I'm answering my own question in the hopes that it will save folks some time. In my scenario, I needed for clients to connect to a load balanced address like myrabbithost.mycompany.com, and for the F5 to direct traffic to one node as long as it's up and failover to the secondary node if it's down. I had already configured security and was authenticating to RabbitMQ using self-signed certificates. Those certificates had common names specific to each host which was the problem. In order to work with .NET, the common name on the certificate must match the server name being connected to (myrabbithost.mycompany.com in my case). I had to do the following:

  • Generate new server and client certificates on the RabbitMQ servers with common names of myrabbithost.mycompany.com
  • Generate a new certificates for the clients to use while connecting in order to use SSL authentication
  • Still on the RabbitMQ servers, I had to concatenate the multiple cacert.pem files used for the certificate authority so that clients can authenticate to any node using a client certificate generated by any node. When I modified rabbit.config to use the "all.pem" instead of "cacert.pem", clients were able to connect, but it broke the management UI, so I modified the rabbitmq_management settings in rabbit.config to specific the host-specific cacert.pem file and it started working again.

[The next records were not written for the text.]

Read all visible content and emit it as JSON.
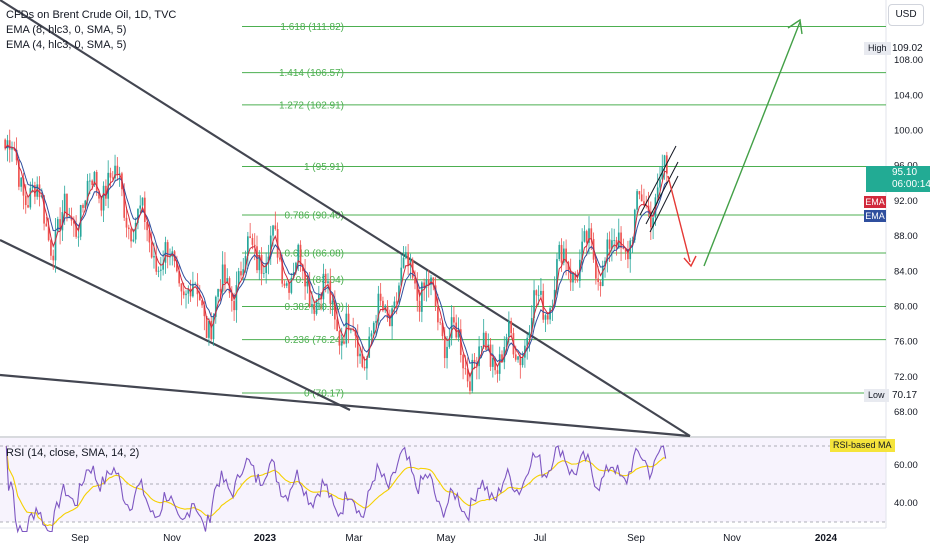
{
  "header": {
    "title": "CFDs on Brent Crude Oil, 1D, TVC",
    "indicators": [
      "EMA (8, hlc3, 0, SMA, 5)",
      "EMA (4, hlc3, 0, SMA, 5)"
    ],
    "currency_button": "USD"
  },
  "price_scale": {
    "ticks": [
      "108.00",
      "104.00",
      "100.00",
      "96.00",
      "92.00",
      "88.00",
      "84.00",
      "80.00",
      "76.00",
      "72.00",
      "68.00"
    ],
    "last_price": "95.10",
    "countdown": "06:00:14",
    "ema_tags": [
      "EMA",
      "EMA"
    ],
    "high_label": "High",
    "high_value": "109.02",
    "low_label": "Low",
    "low_value": "70.17"
  },
  "rsi": {
    "title": "RSI (14, close, SMA, 14, 2)",
    "ticks": [
      "60.00",
      "40.00"
    ],
    "ma_label": "RSI-based MA"
  },
  "time_axis": [
    "Sep",
    "Nov",
    "2023",
    "Mar",
    "May",
    "Jul",
    "Sep",
    "Nov",
    "2024"
  ],
  "fib_levels": [
    {
      "label": "1.618 (111.82)",
      "price": 111.82
    },
    {
      "label": "1.414 (106.57)",
      "price": 106.57
    },
    {
      "label": "1.272 (102.91)",
      "price": 102.91
    },
    {
      "label": "1 (95.91)",
      "price": 95.91
    },
    {
      "label": "0.786 (90.40)",
      "price": 90.4
    },
    {
      "label": "0.618 (86.08)",
      "price": 86.08
    },
    {
      "label": "0.5 (83.04)",
      "price": 83.04
    },
    {
      "label": "0.382 (80.00)",
      "price": 80.0
    },
    {
      "label": "0.236 (76.24)",
      "price": 76.24
    },
    {
      "label": "0 (70.17)",
      "price": 70.17
    }
  ],
  "colors": {
    "up": "#26a69a",
    "down": "#ef5350",
    "fib": "#4caf50",
    "ema_fast": "#d1293b",
    "ema_slow": "#2f4f9e",
    "rsi_line": "#7e57c2",
    "rsi_ma": "#f5d000",
    "trendline": "#434651"
  },
  "chart_data": {
    "type": "candlestick",
    "symbol": "CFDs on Brent Crude Oil",
    "interval": "1D",
    "ylim": [
      66,
      112
    ],
    "series_anchors": [
      {
        "month": "Aug 2022",
        "close": 98
      },
      {
        "month": "Sep 2022",
        "close": 88
      },
      {
        "month": "Oct 2022",
        "close": 95
      },
      {
        "month": "Nov 2022",
        "close": 86
      },
      {
        "month": "Dec 2022",
        "close": 79
      },
      {
        "month": "Jan 2023",
        "close": 87
      },
      {
        "month": "Feb 2023",
        "close": 83
      },
      {
        "month": "Mar 2023",
        "close": 75
      },
      {
        "month": "Apr 2023",
        "close": 84
      },
      {
        "month": "May 2023",
        "close": 74
      },
      {
        "month": "Jun 2023",
        "close": 75
      },
      {
        "month": "Jul 2023",
        "close": 85
      },
      {
        "month": "Aug 2023",
        "close": 86
      },
      {
        "month": "Sep 2023",
        "close": 95.1
      }
    ],
    "rsi_range": [
      25,
      70
    ]
  }
}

In order to set up high availability, I set up a RabbitMQ cluster, but ran into some problems there as well. In addition to copying the Erlang cookie from the primary node to the secondary node at C:\Windows and C:\users\myusername, I had to kill the epmd.exe process via task manager as the rabbitmqctl join_cluster command was failing with a "node down" error. The epmd.exe process survives RabbitMQ stoppages and it can cause rabbitmqctl.bat to report erroneous errors like "node down" even when it's not down.